Полжизни она провела в советских лагерях, в том числе и среди уголовников. И тем не менее за тридцать семь лет к ней не пристало ни одного лагерного слова — речь ее интеллигентна, во всех манерах чувствовалось блестящее дворянское воспитание. Единственное, что омрачало общее впечатление, — она курила дешевые сигареты. Курила беспрестанно и через очень длинный, примитивно-простого изготовления мундштук И вообще одета она была бедно. Очень бедно. Но рассуждала — рассуждала самобытно. Рассуждала по-сегодняшнему, по-перестроечному — критически. И очень смело. Казалось, просидев тридцать семь лет, можно потерять не только смелость, потерять личность. А она сохранила себя. Она была в курсе культурной жизни если уж не страны, то, во всяком случае, столицы — это точно. Голова у нее была светлая. Еще в начале нашего знакомства она мне заявила, что о политике говорить не будет — политика ее не касается. Политика — не ее дело. В политику она не вмешивалась и тогда, в Омске, в 1918 — 1919-м Мы в основном говорили, если можно так выразиться, о корнях нашей сегодняшней культуры — о людях, ее знакомых, давно покинувших Родину, покинувших Россию, но оставивших о себе хорошую память. Разговоры шли об интеллигенции, эмигрировавшей за границу. Она преимущественно говорила о театре, много о театре — она большой театрал. Даже сейчас, говорит, в своем возрасте и в своем положении, не пропускает новые спектакли ни во МХАТе, ни в “Ермоловой”. Еще тогда, за двадцать лет до нашей перестройки, очень нелестно (как и многие сейчас) отзывалась о М. Горьком В лагере ее несколько раз навещала Пешкова, первая жена Горького. Они много лет переписывались, дружили…

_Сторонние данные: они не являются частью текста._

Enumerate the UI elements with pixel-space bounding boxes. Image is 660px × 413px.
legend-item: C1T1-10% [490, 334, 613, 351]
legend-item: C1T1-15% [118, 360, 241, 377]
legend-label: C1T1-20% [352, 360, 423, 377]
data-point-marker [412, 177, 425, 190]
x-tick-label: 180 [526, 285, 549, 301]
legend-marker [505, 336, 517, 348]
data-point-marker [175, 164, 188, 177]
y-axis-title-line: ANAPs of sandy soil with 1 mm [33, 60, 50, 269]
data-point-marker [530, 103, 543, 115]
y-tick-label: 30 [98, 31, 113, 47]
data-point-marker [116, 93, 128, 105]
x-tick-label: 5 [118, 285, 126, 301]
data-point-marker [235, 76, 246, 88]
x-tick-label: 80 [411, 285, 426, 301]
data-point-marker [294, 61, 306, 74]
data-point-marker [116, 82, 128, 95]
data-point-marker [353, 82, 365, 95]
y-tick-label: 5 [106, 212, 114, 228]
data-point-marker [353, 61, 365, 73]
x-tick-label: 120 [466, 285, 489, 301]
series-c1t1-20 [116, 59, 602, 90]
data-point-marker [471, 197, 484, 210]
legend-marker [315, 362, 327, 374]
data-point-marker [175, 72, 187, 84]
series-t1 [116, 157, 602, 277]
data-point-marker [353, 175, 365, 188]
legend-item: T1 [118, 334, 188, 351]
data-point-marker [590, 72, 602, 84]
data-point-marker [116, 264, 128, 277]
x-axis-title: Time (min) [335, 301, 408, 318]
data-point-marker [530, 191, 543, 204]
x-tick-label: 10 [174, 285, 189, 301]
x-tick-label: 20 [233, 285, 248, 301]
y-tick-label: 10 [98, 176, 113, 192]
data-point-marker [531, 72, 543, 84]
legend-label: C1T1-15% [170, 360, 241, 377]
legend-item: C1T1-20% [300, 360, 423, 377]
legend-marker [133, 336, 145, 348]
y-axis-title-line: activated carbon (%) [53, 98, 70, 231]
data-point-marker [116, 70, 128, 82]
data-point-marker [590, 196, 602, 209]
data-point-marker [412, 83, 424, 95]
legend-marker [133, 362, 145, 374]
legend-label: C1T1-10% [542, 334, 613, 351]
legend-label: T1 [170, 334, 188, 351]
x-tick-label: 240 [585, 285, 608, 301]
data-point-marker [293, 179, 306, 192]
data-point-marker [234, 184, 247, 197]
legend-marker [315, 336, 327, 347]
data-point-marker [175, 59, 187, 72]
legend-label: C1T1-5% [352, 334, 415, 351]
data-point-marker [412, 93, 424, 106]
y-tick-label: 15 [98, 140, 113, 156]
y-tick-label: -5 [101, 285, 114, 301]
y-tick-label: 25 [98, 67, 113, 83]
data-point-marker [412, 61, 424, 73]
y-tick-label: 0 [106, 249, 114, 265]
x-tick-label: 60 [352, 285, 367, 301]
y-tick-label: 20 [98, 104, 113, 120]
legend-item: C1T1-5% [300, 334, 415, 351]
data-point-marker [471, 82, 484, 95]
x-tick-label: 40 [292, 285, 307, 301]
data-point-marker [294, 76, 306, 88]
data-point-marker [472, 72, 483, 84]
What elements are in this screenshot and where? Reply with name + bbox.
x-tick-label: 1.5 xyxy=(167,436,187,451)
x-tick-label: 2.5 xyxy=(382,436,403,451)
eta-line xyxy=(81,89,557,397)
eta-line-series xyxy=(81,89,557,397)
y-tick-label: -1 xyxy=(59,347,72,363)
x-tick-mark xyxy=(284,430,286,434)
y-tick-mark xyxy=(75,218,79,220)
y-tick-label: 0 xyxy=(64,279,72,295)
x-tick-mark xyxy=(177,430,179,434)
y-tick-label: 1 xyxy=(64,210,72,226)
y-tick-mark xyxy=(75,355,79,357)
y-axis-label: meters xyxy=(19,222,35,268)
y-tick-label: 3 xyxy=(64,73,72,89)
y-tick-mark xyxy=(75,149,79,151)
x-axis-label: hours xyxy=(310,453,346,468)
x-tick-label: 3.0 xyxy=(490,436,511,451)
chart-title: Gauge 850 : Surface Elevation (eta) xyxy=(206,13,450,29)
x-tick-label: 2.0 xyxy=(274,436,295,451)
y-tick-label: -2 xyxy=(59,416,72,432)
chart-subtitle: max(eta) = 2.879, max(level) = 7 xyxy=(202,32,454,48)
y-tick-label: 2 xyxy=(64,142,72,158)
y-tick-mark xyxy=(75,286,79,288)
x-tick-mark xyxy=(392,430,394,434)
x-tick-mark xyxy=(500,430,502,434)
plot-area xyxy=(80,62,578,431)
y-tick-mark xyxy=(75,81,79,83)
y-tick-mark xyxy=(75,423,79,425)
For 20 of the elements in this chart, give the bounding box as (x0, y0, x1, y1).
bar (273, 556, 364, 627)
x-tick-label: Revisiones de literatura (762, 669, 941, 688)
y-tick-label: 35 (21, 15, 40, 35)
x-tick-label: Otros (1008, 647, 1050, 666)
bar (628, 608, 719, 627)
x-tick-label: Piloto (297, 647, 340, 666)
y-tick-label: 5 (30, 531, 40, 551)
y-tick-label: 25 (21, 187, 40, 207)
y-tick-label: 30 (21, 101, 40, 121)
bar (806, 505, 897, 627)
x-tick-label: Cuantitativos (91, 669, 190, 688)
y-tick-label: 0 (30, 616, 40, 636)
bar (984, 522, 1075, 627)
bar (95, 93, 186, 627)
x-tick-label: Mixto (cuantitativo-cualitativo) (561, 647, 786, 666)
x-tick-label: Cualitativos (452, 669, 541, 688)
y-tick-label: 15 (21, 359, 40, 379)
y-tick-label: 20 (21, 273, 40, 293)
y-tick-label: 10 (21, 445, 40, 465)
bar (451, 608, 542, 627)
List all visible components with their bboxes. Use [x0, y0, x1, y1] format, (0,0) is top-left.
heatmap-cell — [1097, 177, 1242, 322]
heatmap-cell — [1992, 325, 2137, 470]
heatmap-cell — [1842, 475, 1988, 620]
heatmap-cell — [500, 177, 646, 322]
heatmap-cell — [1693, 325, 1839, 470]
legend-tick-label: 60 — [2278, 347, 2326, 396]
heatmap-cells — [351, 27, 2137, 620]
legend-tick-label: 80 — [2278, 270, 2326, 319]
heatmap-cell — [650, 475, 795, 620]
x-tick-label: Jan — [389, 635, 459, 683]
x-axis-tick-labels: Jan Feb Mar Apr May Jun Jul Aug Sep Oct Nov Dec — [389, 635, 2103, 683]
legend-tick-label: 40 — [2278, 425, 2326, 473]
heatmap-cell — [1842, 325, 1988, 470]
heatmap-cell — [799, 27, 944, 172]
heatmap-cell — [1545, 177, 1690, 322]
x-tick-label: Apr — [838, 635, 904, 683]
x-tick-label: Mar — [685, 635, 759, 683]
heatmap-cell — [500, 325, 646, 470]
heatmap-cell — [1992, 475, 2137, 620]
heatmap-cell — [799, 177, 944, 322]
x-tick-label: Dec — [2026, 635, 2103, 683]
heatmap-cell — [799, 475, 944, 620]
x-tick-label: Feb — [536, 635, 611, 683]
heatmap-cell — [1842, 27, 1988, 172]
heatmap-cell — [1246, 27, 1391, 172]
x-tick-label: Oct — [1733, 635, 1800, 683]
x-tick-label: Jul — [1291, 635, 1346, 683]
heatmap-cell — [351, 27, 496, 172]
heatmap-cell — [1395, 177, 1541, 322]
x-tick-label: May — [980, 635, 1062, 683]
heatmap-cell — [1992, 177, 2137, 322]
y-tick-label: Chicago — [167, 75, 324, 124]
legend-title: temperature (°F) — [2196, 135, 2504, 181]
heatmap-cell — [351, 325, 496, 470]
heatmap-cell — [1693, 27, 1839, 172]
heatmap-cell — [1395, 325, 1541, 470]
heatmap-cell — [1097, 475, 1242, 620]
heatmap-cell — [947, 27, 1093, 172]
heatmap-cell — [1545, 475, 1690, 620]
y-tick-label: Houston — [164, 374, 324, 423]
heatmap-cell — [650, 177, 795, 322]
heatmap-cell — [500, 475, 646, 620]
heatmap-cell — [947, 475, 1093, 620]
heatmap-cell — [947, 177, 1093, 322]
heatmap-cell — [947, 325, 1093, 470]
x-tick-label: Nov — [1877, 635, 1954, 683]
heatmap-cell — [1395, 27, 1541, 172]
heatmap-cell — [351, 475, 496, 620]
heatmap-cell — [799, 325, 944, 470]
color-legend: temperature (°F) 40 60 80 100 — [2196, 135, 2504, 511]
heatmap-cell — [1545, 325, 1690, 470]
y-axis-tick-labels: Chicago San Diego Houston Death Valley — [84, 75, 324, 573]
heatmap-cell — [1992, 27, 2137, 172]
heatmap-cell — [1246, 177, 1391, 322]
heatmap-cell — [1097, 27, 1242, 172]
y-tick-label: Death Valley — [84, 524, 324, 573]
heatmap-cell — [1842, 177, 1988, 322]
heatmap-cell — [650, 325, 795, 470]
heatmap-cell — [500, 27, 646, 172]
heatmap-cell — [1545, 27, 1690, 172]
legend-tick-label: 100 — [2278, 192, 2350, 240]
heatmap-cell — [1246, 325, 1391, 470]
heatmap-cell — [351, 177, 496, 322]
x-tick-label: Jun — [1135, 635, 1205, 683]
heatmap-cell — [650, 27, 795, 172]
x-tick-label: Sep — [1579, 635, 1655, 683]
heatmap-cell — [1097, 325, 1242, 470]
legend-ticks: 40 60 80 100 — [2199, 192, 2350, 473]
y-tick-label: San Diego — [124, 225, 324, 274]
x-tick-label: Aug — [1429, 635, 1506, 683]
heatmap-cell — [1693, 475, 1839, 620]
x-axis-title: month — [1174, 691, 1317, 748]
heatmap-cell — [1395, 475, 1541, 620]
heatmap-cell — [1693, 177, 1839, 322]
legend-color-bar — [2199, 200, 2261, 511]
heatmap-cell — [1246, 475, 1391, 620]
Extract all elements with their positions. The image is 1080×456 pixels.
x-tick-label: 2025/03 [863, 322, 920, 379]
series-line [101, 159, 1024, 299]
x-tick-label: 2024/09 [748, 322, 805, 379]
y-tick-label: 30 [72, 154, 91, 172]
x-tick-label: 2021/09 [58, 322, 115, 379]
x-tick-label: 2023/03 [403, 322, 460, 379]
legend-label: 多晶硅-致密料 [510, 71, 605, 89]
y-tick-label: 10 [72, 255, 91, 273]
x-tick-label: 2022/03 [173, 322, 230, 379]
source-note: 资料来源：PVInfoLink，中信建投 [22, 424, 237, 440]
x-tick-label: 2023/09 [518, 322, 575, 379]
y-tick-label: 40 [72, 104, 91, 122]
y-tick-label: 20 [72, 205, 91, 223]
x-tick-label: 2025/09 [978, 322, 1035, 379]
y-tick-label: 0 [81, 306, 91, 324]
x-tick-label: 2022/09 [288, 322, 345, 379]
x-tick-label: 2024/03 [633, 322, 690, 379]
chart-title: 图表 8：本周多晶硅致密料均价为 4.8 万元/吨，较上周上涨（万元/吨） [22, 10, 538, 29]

Анна Васильевна рассказывала:
— В начале февраля 1917 года мой муж (С.Н. Тимирев. — Н.Ч.) получил отпуск, и мы собирались поехать в Петроград — то есть мой муж, я и мой сын с няней. Но в поезд сесть нам не удалось: с фронта лавиной шли дезертиры, вагоны забиты, солдаты на крыше. Мы вернулись домой и пошли к вдове адмирала Трухачева, жившей в том же доме, этажом ниже. У нее сидел командующий Балтийским флотом адмирал Адриан Иванович Непенин. Мы были с ним довольно хорошо знакомы. Видя мое огорчение, он сказал: “В чем дело? Завтра в Гельсингфорс идет ледокол «Ермак», через четыре часа будет там, а оттуда до Петрограда поездом просто”. Так мы и сделали.
Уже плоховато было в Финляндии с продовольствием, мы накупили в Ревеле всяких колбас и сели на ледокол. Накануне отъезда я получила в день своих именин от Александра Васильевича корзину ландышей — он заказал их по телеграфу. Мне было жалко их оставлять, я срезала все и положила в чемодан. Мороз был лютый, лед весь в торосах, ледокол одолевал их с трудом, и вместо четырех часов мы шли больше двенадцати. Ехало много женщин, жен офицеров с детьми. Многие ничего с собой не взяли — есть нечего. Так мы с собой ничего и не привезли.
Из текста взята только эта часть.